More than a hundred years ago, a fairer ranking system whose proposed by the English press: each gold is worth 5, each silver is worth 3 and each bronze is worth 1. So using a little bit of multiplication and addition, we get a much clearer and more equitable picture of how different countries performed—in total. Of course one can argue about the weightings, but I personally think these are quite sensible.

With such a weighted ranking system, all medal winners contribute to their countries standing, but on a scale that is reflective of the different levels of achievement. If we had adopted this, silver and bronze medallists would be happier knowing that their win has contributed to the national account, and we would see fewer dejected  athletes having just placed second or third in the world!

My calculations of the Weighted Ranks for the London Olympics are available at http://www.maths.unsw.edu.au/news/2012-08/weighted-olympic-rankings-london-2012-n-j-wildberger. Australia places 8th, not 10th; while Great Britain gets beaten into third place by Russia—perhaps this is the reason the British press don’t promote this fairer system this year!;— Spain goes from 21st to 14th, and Canada goes from 35th place to 22nd.

Congratulations to all our athletes for their excellent 8th place in a highly competitive meet. Let’s hope that the Olympics Committee can consider instituting this weighted ranking system as the gold standard for Rio, or that at least the international press can think about adopting it. A little mathematics can go a long way!

My talk to Heads of Maths Departments

On Monday, after my early 9 am class, I drove up to Sydney’s North Shore all the way to Wahroonga. I was slated to give a talk at Knox Grammar School to 70 or 80 Heads of Independent High School Maths Departments from around NSW, on the subject of “National Curriculum Issues and opportunities for revitalizing geometrical thinking in the classroom”, which I admit is a rather long-winded title.
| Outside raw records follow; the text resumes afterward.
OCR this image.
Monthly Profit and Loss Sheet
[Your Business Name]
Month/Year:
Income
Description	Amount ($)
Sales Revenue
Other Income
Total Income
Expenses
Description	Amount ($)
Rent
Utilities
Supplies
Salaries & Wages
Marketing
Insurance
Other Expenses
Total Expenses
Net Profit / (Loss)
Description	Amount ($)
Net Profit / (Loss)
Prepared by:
I had been invited by Joshua Harnwell, a teacher there, who I had met in an earlier Board of Studies meeting, also about these ghastly new mathematics curricula proposed by ACARA, the national group entrusted with coming up with a syllabus for maths education around the country.

Knox Grammar is a lovely old-money private school set in the affluent suburbs of Sydney. There are a lot of such around, quite a difference from Canada where I grew up, where almost everyone except close friends of the Duke of Buckingham (or some such) just went to the nearest local high school, which was invariably a public school. Meaning it was free, and open to all who lived in the area. Although Australia prides itself on its egalitarianism, there is in some curious way quite a lot more class differentiation here than in Canada where I was raised, although perhaps I am just getting older and wiser to such things. In particular there are so many private schools in Oz that the public school system languishes a bit for funds, and there is an unhealthy divide educationally. Growing up where I did, my default view is that governments have an obligation to level the educational playing field as much as possible.
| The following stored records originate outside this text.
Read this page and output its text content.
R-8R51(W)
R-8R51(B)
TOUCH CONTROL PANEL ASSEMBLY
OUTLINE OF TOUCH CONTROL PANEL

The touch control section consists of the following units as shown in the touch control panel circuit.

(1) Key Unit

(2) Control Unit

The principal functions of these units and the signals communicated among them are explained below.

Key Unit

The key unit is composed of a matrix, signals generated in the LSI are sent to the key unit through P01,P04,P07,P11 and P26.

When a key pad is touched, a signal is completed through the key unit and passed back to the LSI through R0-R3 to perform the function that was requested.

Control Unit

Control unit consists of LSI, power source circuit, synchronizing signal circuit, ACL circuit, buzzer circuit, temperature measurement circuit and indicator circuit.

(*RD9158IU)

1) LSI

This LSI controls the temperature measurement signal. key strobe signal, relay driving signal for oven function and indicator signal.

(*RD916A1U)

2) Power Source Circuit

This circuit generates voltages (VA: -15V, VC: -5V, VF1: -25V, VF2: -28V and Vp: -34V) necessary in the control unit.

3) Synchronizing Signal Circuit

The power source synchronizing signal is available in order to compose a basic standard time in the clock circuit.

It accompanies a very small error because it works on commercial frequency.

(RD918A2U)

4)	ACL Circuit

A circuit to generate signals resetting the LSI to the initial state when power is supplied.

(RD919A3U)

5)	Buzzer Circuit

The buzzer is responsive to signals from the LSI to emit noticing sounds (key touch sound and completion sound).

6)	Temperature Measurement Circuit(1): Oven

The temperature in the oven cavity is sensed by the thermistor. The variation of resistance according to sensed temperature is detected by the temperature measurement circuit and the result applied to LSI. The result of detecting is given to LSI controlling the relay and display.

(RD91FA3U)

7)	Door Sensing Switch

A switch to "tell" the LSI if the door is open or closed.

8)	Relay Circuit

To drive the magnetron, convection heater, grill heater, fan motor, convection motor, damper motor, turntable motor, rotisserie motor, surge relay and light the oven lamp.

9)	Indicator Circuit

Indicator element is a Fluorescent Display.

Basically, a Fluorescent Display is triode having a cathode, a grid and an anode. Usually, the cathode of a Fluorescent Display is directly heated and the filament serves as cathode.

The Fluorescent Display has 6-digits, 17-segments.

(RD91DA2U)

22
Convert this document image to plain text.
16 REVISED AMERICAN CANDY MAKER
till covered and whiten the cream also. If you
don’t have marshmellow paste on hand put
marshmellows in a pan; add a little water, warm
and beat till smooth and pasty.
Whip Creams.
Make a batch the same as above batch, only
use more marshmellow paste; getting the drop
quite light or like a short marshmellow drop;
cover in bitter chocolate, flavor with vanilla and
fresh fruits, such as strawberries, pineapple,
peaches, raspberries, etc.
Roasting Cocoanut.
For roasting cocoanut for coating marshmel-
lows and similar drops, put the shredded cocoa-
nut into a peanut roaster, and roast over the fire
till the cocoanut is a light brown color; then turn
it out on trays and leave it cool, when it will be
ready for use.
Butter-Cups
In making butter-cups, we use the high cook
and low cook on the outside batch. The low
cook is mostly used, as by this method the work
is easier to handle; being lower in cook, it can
Not to say anything against Knox, a lovely school; and they put on a really fine lunch for us in a high-ceilinged glass-enclosed foyer, with a fine view of the spacious grounds. I had pleasant conversation with some high school heads over our salmon, talking about the merits of GeoGebra and other dynamic software packages.
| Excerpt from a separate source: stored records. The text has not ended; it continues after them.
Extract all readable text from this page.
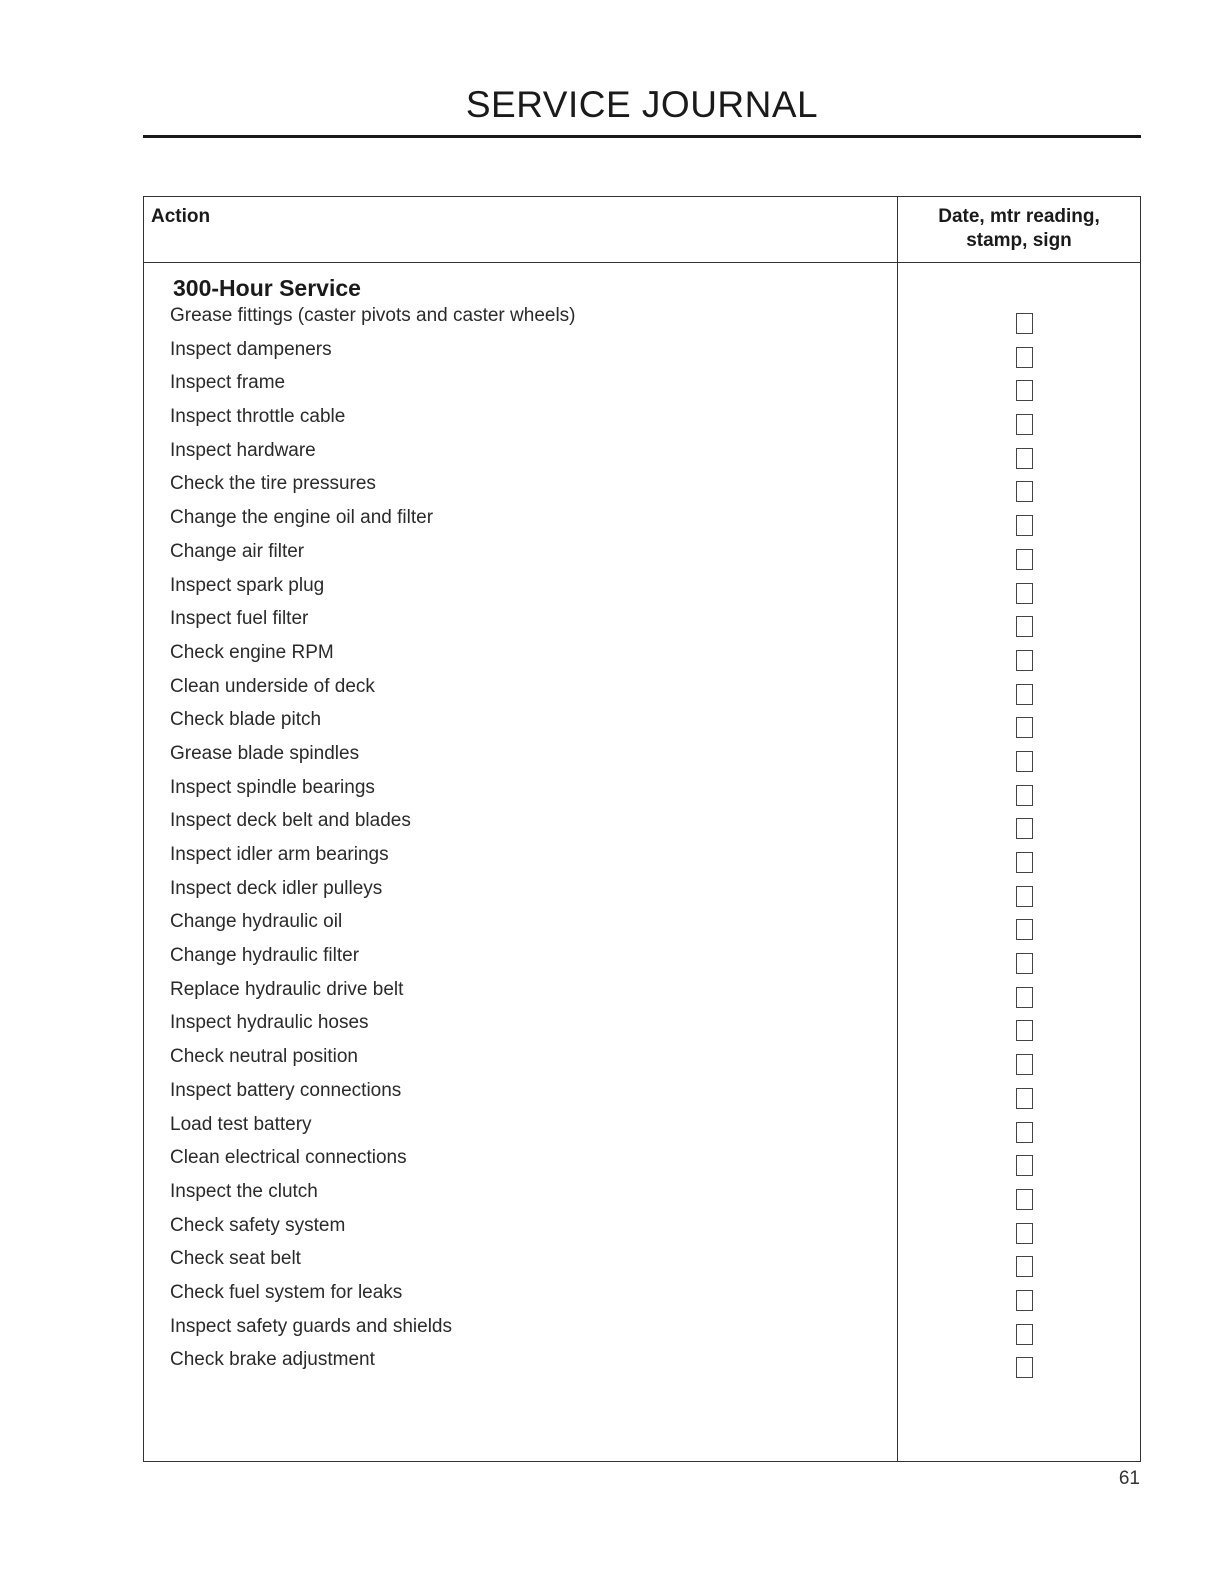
SERVICE JOURNAL
Action	Date, mtr reading,
stamp, sign
300-Hour Service
Grease fittings (caster pivots and caster wheels)
Inspect dampeners
Inspect frame
Inspect throttle cable
Inspect hardware
Check the tire pressures
Change the engine oil and filter
Change air filter
Inspect spark plug
Inspect fuel filter
Check engine RPM
Clean underside of deck
Check blade pitch
Grease blade spindles
Inspect spindle bearings
Inspect deck belt and blades
Inspect idler arm bearings
Inspect deck idler pulleys
Change hydraulic oil
Change hydraulic filter
Replace hydraulic drive belt
Inspect hydraulic hoses
Check neutral position
Inspect battery connections
Load test battery
Clean electrical connections
Inspect the clutch
Check safety system
Check seat belt
Check fuel system for leaks
Inspect safety guards and shields
Check brake adjustment
61
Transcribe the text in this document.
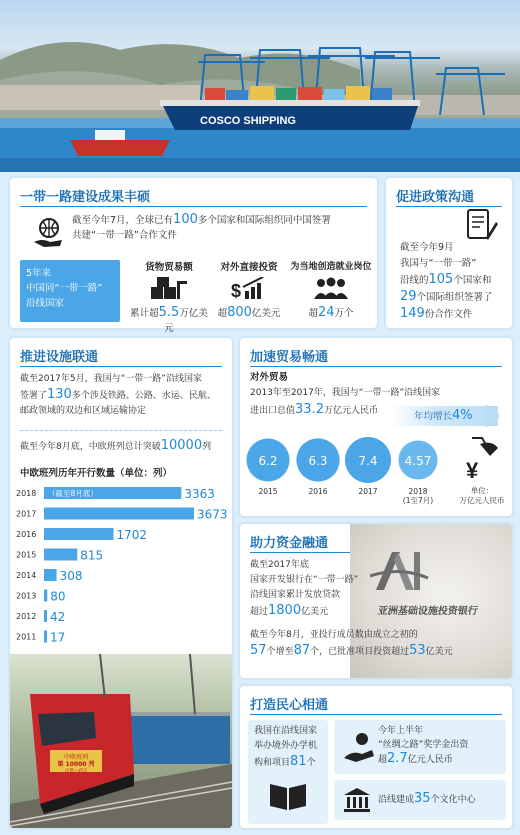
COSCO SHIPPING
一带一路建设成果丰硕
截至今年7月，全球已有100多个国家和国际组织同中国签署
共建“一带一路”合作文件
5年来
中国同“一带一路”
沿线国家
货物贸易额
累计超5.5万亿美元
对外直接投资
$
超800亿美元
为当地创造就业岗位
超24万个
促进政策沟通
截至今年9月
我国与“一带一路”
沿线的105个国家和
29个国际组织签署了
149份合作文件
推进设施联通
截至2017年5月，我国与“一带一路”沿线国家
签署了130多个涉及铁路、公路、水运、民航、
邮政领域的双边和区域运输协定
截至今年8月底，中欧班列总计突破10000列
中欧班列历年开行数量（单位：列）
2018 （截至8月底）	3363
2017	3673
2016	1702
2015	815
2014 308
2013 80
2012 42
2011 17
中欧班列
第 10000 列
汉堡—武汉
加速贸易畅通
对外贸易
2013年至2017年，我国与“一带一路”沿线国家
进出口总值33.2万亿元人民币	年均增长4%
6.2
2015
6.3
2016
7.4
2017
4.57
2018
(1至7月)
¥
单位：
万亿元人民币
亚洲基础设施投资银行
助力资金融通
截至2017年底
国家开发银行在“一带一路”
沿线国家累计发放贷款
超过1800亿美元
截至今年8月，亚投行成员数由成立之初的
57个增至87个，已批准项目投资超过53亿美元
打造民心相通
我国在沿线国家
举办境外办学机
构和项目81个
今年上半年
“丝绸之路”奖学金出资
超2.7亿元人民币
沿线建成35个文化中心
After lunch I gave my talk, recorded for posterity since I had brought my trusty Sony video camera with me. So in case you weren’t there, and you are interested in the topics, which are quite important from my point of view, you can find the video and pdf of the talk at http://www.maths.unsw.edu.au/news/2012-08/national-curriculum-talk-norman-wildberger-knox-grammar.

One of the side points I made was that we need to rethink, or rather the media ought to rethink, the ranking system used to score the Olympics. Turns out that was related to some of the geometry I talked about, and maybe next time I’ll tell you about that.

In any case I enjoyed the opportunity to talk to high school teachers about something important; it feels good to get out of the ivory tower of academia every so often.